The OECD Guidelines also discuss the appropriateness of using multiple-year data when comparing financial results, to reduce the potential distortion caused by business and product life cycles. The OECD Guidelines do not specify the number of years to use. Rather, the number of years of data to use should reliably capture the effects of any business, economic, and cyclical forces on the financial profitability of the tested party and the comparable companies. Again, this has led to differing approaches being applied by tax authorities across the region.

An approach accepted in many countries involves analysing data for the comparable companies identified over a three-year period in determining the appropriate net profit results and constructing a range. Typically, this would involve looking at the year under review (if the data is available) and the two prior years. While many countries would test one year of tested-party data against three years of comparable data, other countries adopt different approaches.

Taiwan requires multiple years of tested-party data to be tested against multiple years of comparable data. However, if the tested party only has one year of financial data, it is acceptable to use one year of tested-party data against three years of comparable data. In Thailand, in practice, the approaches used in TP documentation and audits involve looking at three years (tested party) versus three years (comparable data), as well as one year (tested party) versus three years (comparable data).

On the other hand, it is local tax authority practice in South Korea to look at one year of tested-party data versus one year of comparable data. In addition, as per local TP regulations in Vietnam, arm’s-length conclusions are required to be made using one year of comparable data, with contemporaneous data or data of the prior year (if contemporaneous data was not available at the time of preparing the TP documentation).

The ATO’s practice in relation to the use of multiple-year data when applying the transactional net margin method and constructing the range is to use a five-year analysis, considering the year under review (where available) and the preceding four years. While this is not required under local legislation, it is the approach currently applied by the ATO in reviews, audits, and APAs.

Geographic comparability

There are also differing regulations and approaches across the Asia-Pacific region with respect to the use of local comparable data and the acceptance of regional comparable data. Many countries have a strong preference for the use of local comparable data, where available, to enhance the comparability of economic circumstances. Other countries, however, accept comparable data across the region to ensure a sufficient number of comparable companies are identified to construct a range.

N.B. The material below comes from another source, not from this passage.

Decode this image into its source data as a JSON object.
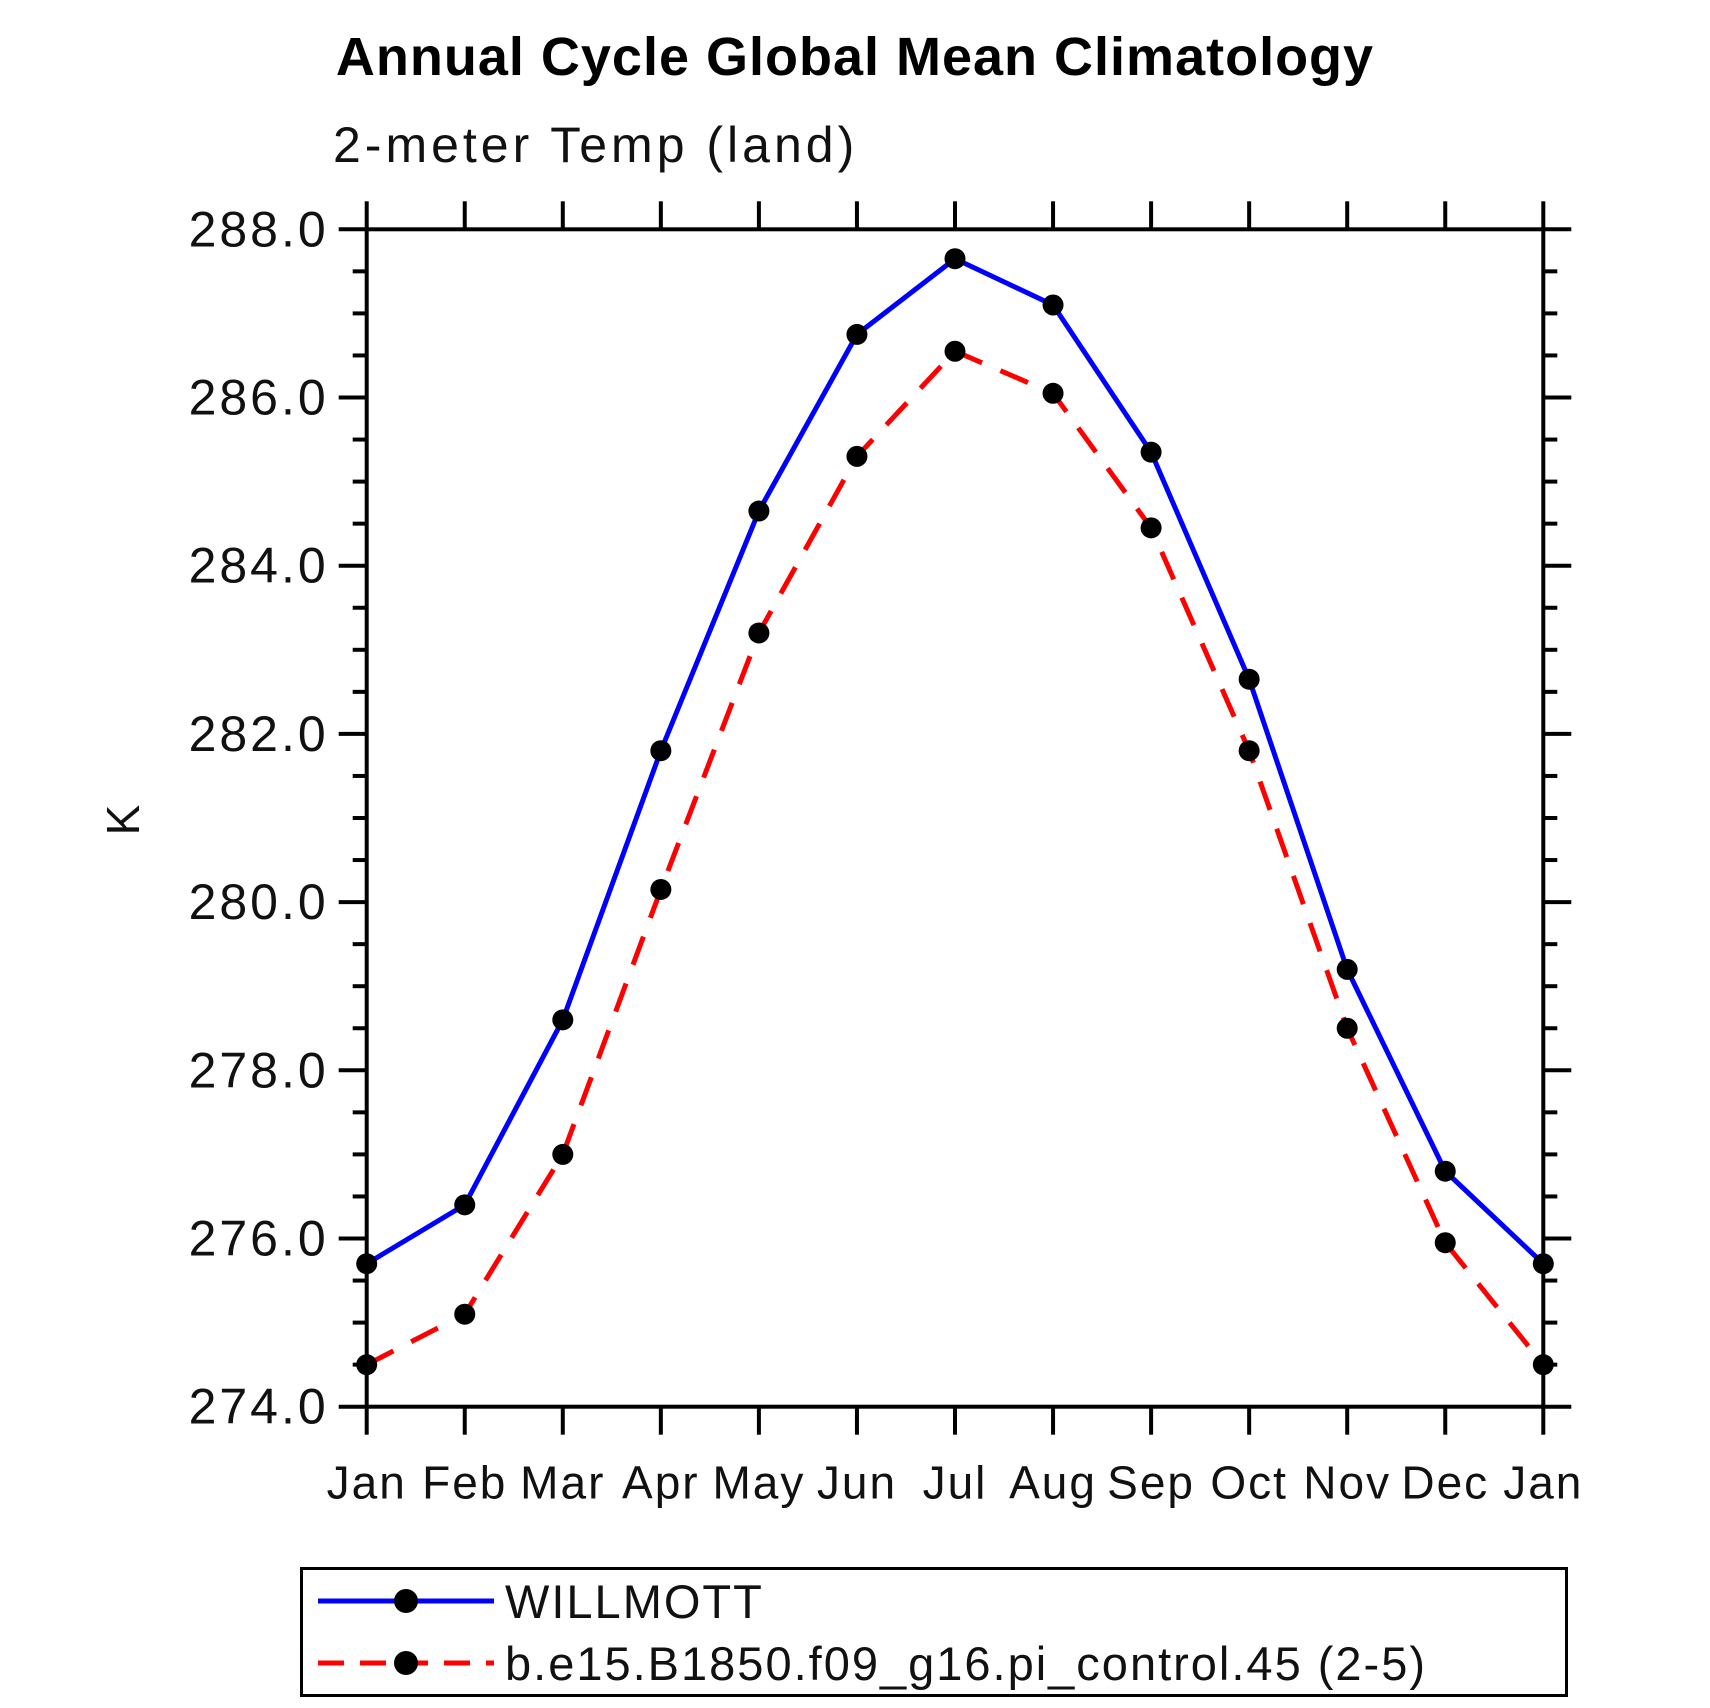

Final thoughts on the arm’s-length range in the Asia-Pacific region

Ongoing dialogues with tax authorities suggest no imminent changes to the ALR, particularly in Indonesia and Malaysia, which recently updated their guidelines. However, in the Philippines, recommendations to the Bureau of Internal Revenue hint at potentially tightening the ALR.

As tax authorities further refine their ALR applications, businesses must stay informed of the nuances of each jurisdiction's guidelines to navigate the complexities and ensure compliance. The dynamic nature of these regulations underscores the importance of continuous dialogue with tax authorities and expert advisers to mitigate risks and align with the shifting contours of Asia-Pacific’s TP landscape. Businesses may also consider adopting analyses that take into account local regulations and best practice when applying the transactional net margin method for certain countries, considering the size and/or nature of their operations.